The Court of Appeal concluded that the scope of permitted comparative advertising under EU law - in particular, the interplay between the trademark infringement provisions of Article 5(1) of the First Trademarks Directive (89/104/EEC) and the Comparative Advertising Directive (97/55/EC) - was unclear and referred questions to the ECJ for a preliminary ruling.
First, the Court of Appeal asked whether the use by a trader of a competitor's registered trademark in comparative advertising in such a way that it does not cause confusion or otherwise jeopardize the essential function of the trademark as an indication of origin falls within the infringement provisions of Article 5(1) of the First Trademarks Directive.
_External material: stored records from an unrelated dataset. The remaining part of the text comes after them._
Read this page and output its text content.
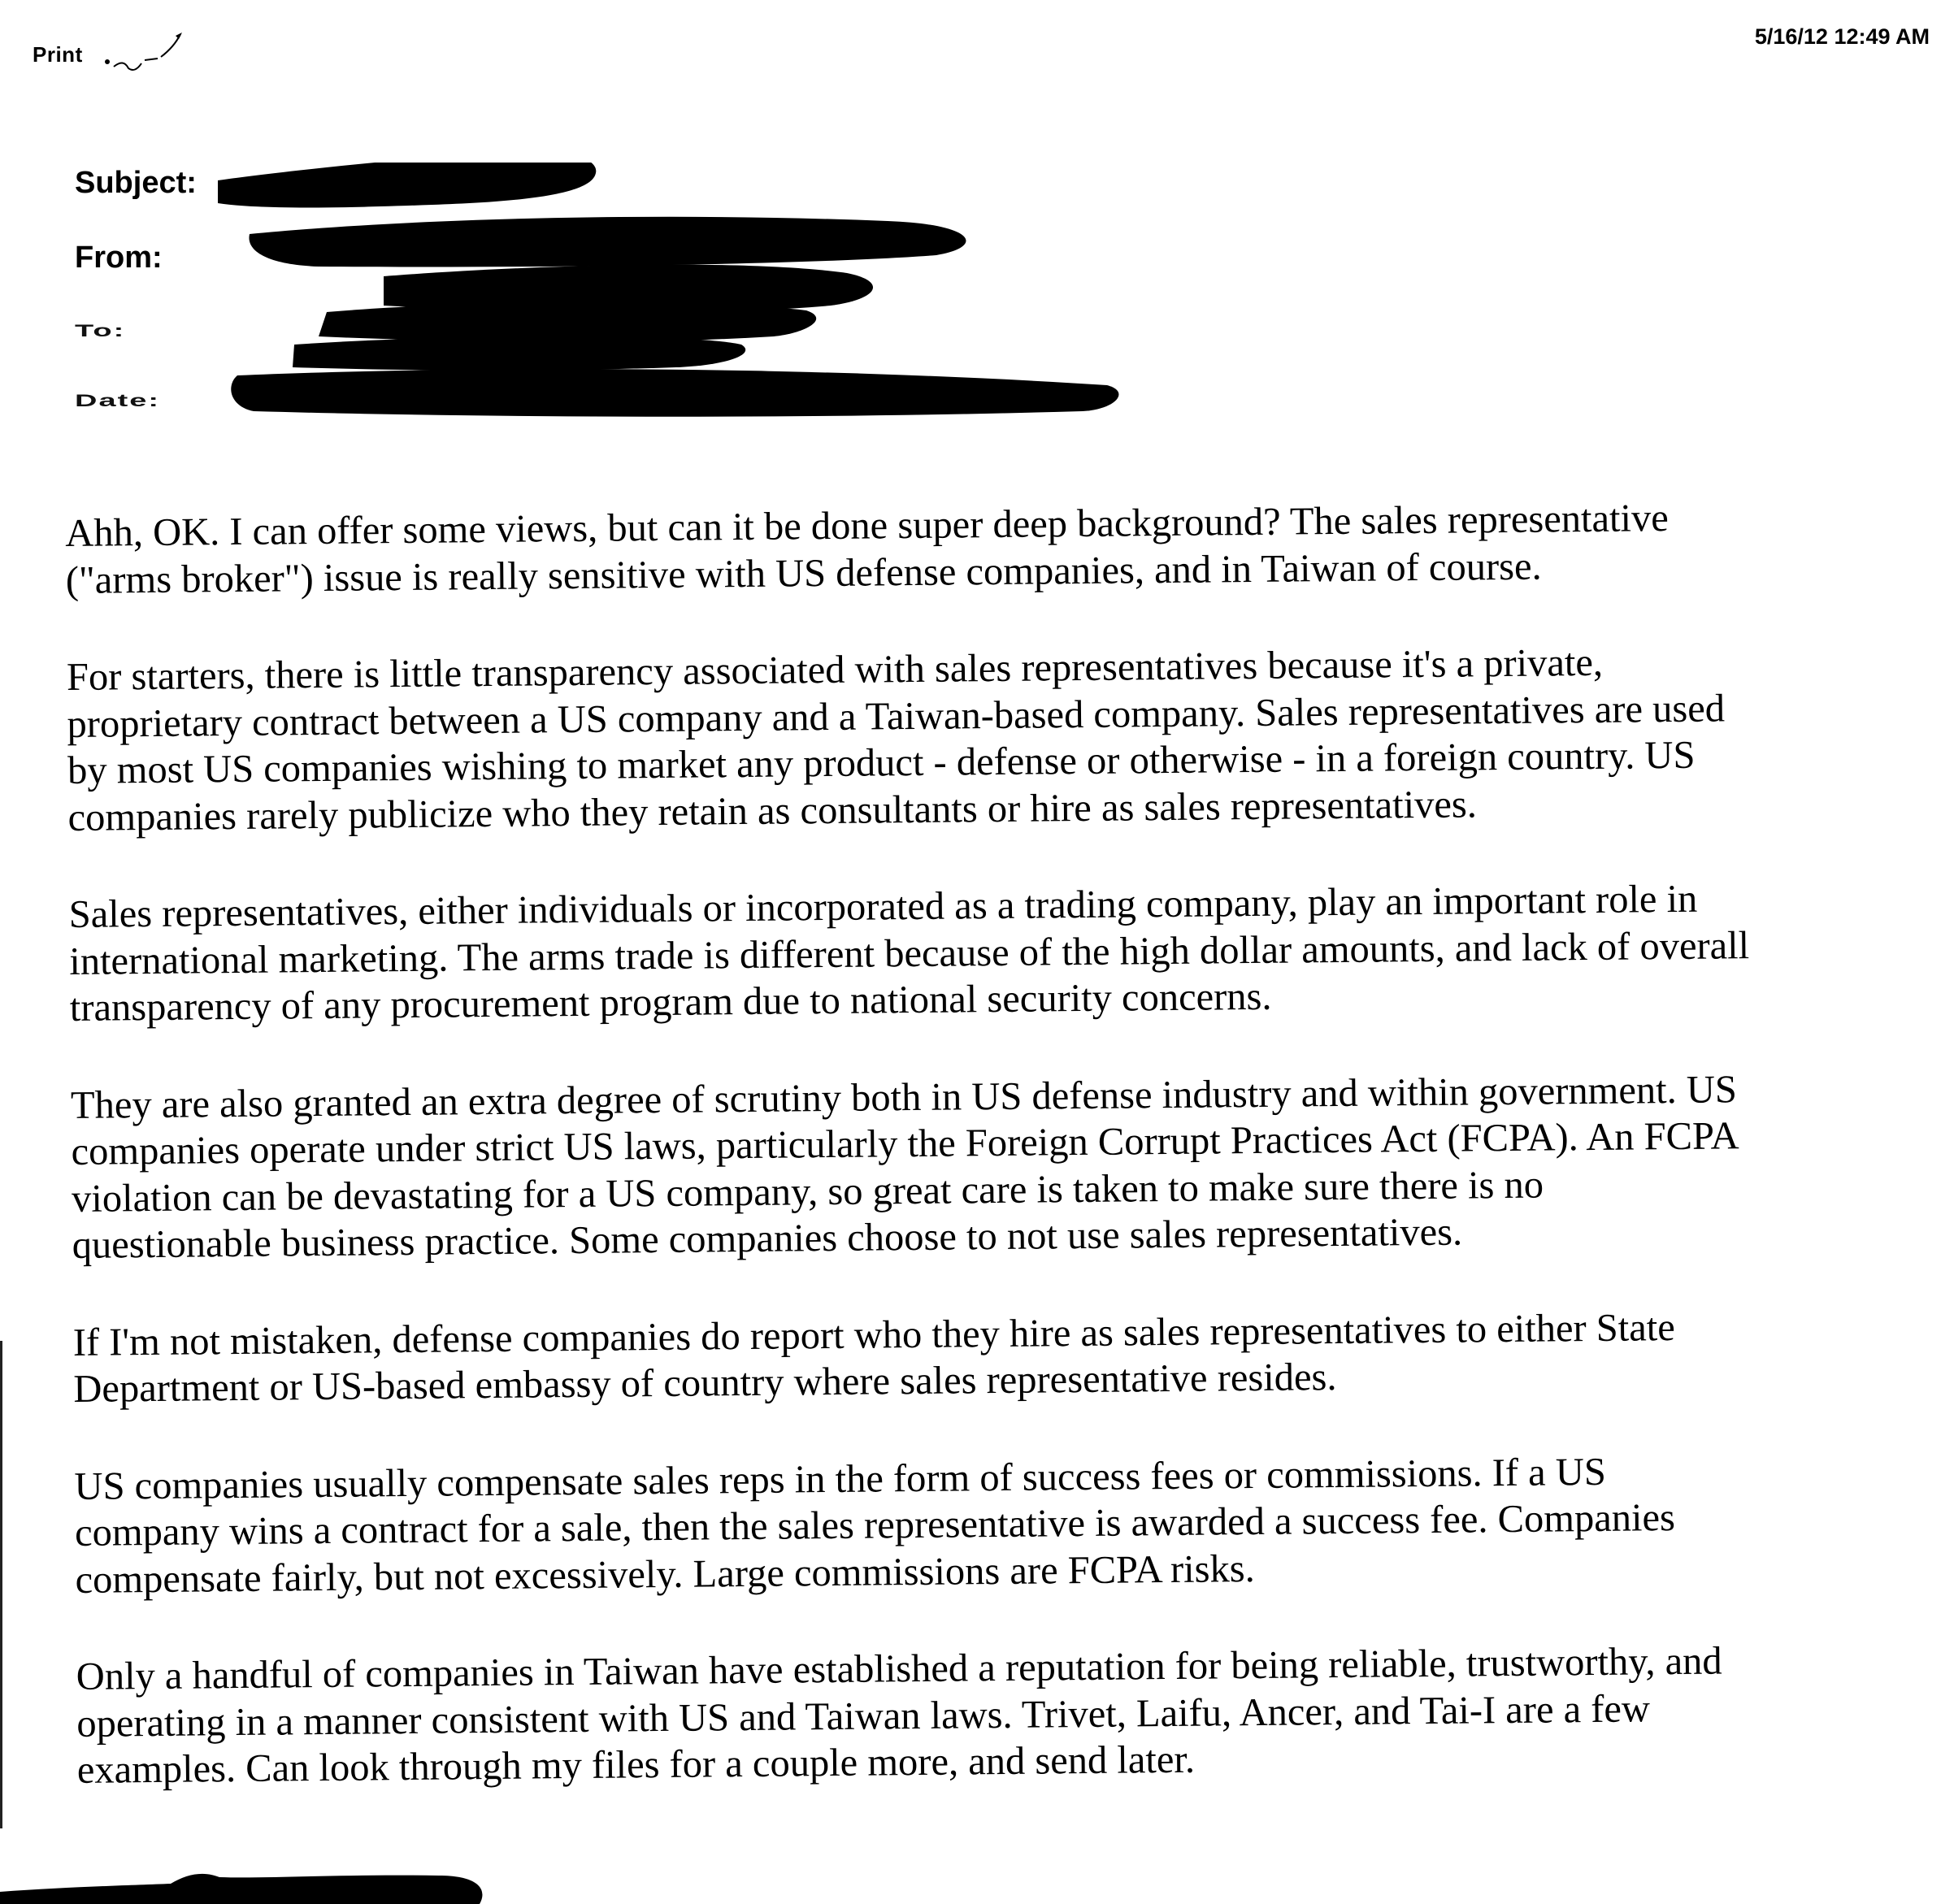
Print
5/16/12 12:49 AM
Subject:
From:
To:
Date:

Ahh, OK. I can offer some views, but can it be done super deep background? The sales representative
("arms broker") issue is really sensitive with US defense companies, and in Taiwan of course.

For starters, there is little transparency associated with sales representatives because it's a private,
proprietary contract between a US company and a Taiwan-based company. Sales representatives are used
by most US companies wishing to market any product - defense or otherwise - in a foreign country. US
companies rarely publicize who they retain as consultants or hire as sales representatives.

Sales representatives, either individuals or incorporated as a trading company, play an important role in
international marketing. The arms trade is different because of the high dollar amounts, and lack of overall
transparency of any procurement program due to national security concerns.

They are also granted an extra degree of scrutiny both in US defense industry and within government. US
companies operate under strict US laws, particularly the Foreign Corrupt Practices Act (FCPA). An FCPA
violation can be devastating for a US company, so great care is taken to make sure there is no
questionable business practice. Some companies choose to not use sales representatives.

If I'm not mistaken, defense companies do report who they hire as sales representatives to either State
Department or US-based embassy of country where sales representative resides.

US companies usually compensate sales reps in the form of success fees or commissions. If a US
company wins a contract for a sale, then the sales representative is awarded a success fee. Companies
compensate fairly, but not excessively. Large commissions are FCPA risks.

Only a handful of companies in Taiwan have established a reputation for being reliable, trustworthy, and
operating in a manner consistent with US and Taiwan laws. Trivet, Laifu, Ancer, and Tai-I are a few
examples. Can look through my files for a couple more, and send later.
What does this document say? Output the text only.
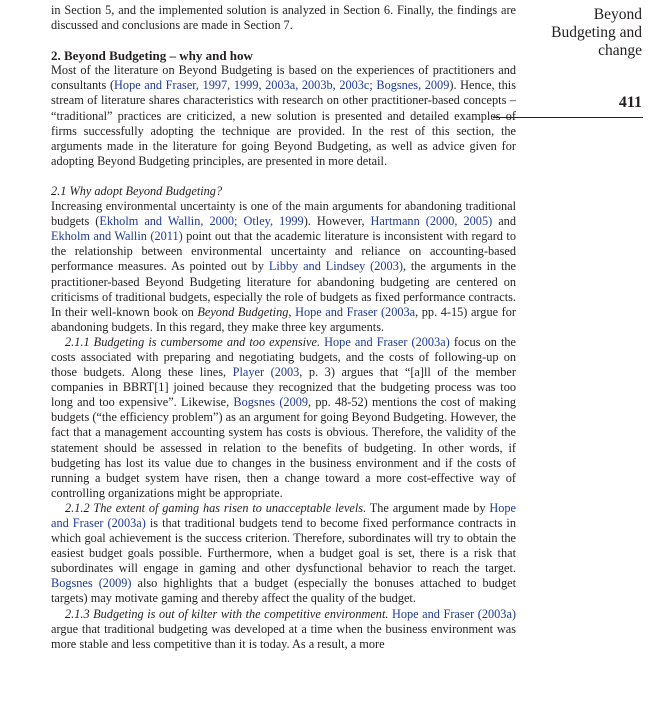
Beyond
Budgeting and
change
411

in Section 5, and the implemented solution is analyzed in Section 6. Finally, the findings are discussed and conclusions are made in Section 7.

2. Beyond Budgeting – why and how

Most of the literature on Beyond Budgeting is based on the experiences of practitioners and consultants (Hope and Fraser, 1997, 1999, 2003a, 2003b, 2003c; Bogsnes, 2009). Hence, this stream of literature shares characteristics with research on other practitioner-based concepts – “traditional” practices are criticized, a new solution is presented and detailed examples of firms successfully adopting the technique are provided. In the rest of this section, the arguments made in the literature for going Beyond Budgeting, as well as advice given for adopting Beyond Budgeting principles, are presented in more detail.

2.1 Why adopt Beyond Budgeting?

Increasing environmental uncertainty is one of the main arguments for abandoning traditional budgets (Ekholm and Wallin, 2000; Otley, 1999). However, Hartmann (2000, 2005) and Ekholm and Wallin (2011) point out that the academic literature is inconsistent with regard to the relationship between environmental uncertainty and reliance on accounting-based performance measures. As pointed out by Libby and Lindsey (2003), the arguments in the practitioner-based Beyond Budgeting literature for abandoning budgeting are centered on criticisms of traditional budgets, especially the role of budgets as fixed performance contracts. In their well-known book on Beyond Budgeting, Hope and Fraser (2003a, pp. 4-15) argue for abandoning budgets. In this regard, they make three key arguments.

2.1.1 Budgeting is cumbersome and too expensive. Hope and Fraser (2003a) focus on the costs associated with preparing and negotiating budgets, and the costs of following-up on those budgets. Along these lines, Player (2003, p. 3) argues that “[a]ll of the member companies in BBRT[1] joined because they recognized that the budgeting process was too long and too expensive”. Likewise, Bogsnes (2009, pp. 48-52) mentions the cost of making budgets (“the efficiency problem”) as an argument for going Beyond Budgeting. However, the fact that a management accounting system has costs is obvious. Therefore, the validity of the statement should be assessed in relation to the benefits of budgeting. In other words, if budgeting has lost its value due to changes in the business environment and if the costs of running a budget system have risen, then a change toward a more cost-effective way of controlling organizations might be appropriate.

2.1.2 The extent of gaming has risen to unacceptable levels. The argument made by Hope and Fraser (2003a) is that traditional budgets tend to become fixed performance contracts in which goal achievement is the success criterion. Therefore, subordinates will try to obtain the easiest budget goals possible. Furthermore, when a budget goal is set, there is a risk that subordinates will engage in gaming and other dysfunctional behavior to reach the target. Bogsnes (2009) also highlights that a budget (especially the bonuses attached to budget targets) may motivate gaming and thereby affect the quality of the budget.

2.1.3 Budgeting is out of kilter with the competitive environment. Hope and Fraser (2003a) argue that traditional budgeting was developed at a time when the business environment was more stable and less competitive than it is today. As a result, a more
The Court of Appeal also asked whether, in order to comply with Article 3(a) of the Comparative Advertising Directive, the use of the registered trademark of a competitor in comparative advertising must be "indispensable" and, if so, whether this requirement would preclude any use of a sign which is not identical to the registered trademark but is closely similar to it. O2 argued that there was no need for Hutchison to use the bubble imagery in the advertisement in order to make a price comparison.
In response to the first question, Mengozzi concluded that the question could "easily be answered in the negative". In the case of comparative advertising, there is no confusion as to the origin of the goods or services carrying the mark. Therefore, use should not be considered as trademark infringement under Article 5(1) of the First Trademarks Directive.
According to Mengozzi, the relevant legislation for comparative advertising is the Comparative Advertising Directive, which was intended to harmonize the conditions of use of comparative advertising in the member states. Mengozzi concluded that Article 3(a) of the Comparative Advertising Directive sets out "specifically and exhaustively" the conditions under which a competitor's trademark can be used in comparative advertising. Use of both similar and identical marks will be prohibited only if such use fails to comply with the conditions of Article 3(a). Article 5(1) of the First Trademarks Directive is not a consideration.
As to the Court of Appeal's remaining questions, Mengozzi concluded that there was no requirement for indispensability, whether the sign is identical or merely similar to the competitor's trademark. Mengozzi again stressed that Article 3(a) of the Comparative Advertising Directive sets out an exhaustive list of conditions under which comparative advertising might be lawful, and none of its provisions lays down a requirement of indispensability.
Should the ECJ decide to follow Mengozzi's opinion, disputes about the use of trademarks in comparative advertising will be considered in light of the Comparative Advertising Directive, rather than trademark infringement principles. In the United Kingdom, disputes about the use of trademarks in comparative advertising would thus be dealt with by the advertising regulator, the Advertising Standards Authority, rather than the courts. The remedies available to the authority are principally limited to fines and do not include damages or injunctions. This would benefit advertisers, but is likely to concern trademark owners.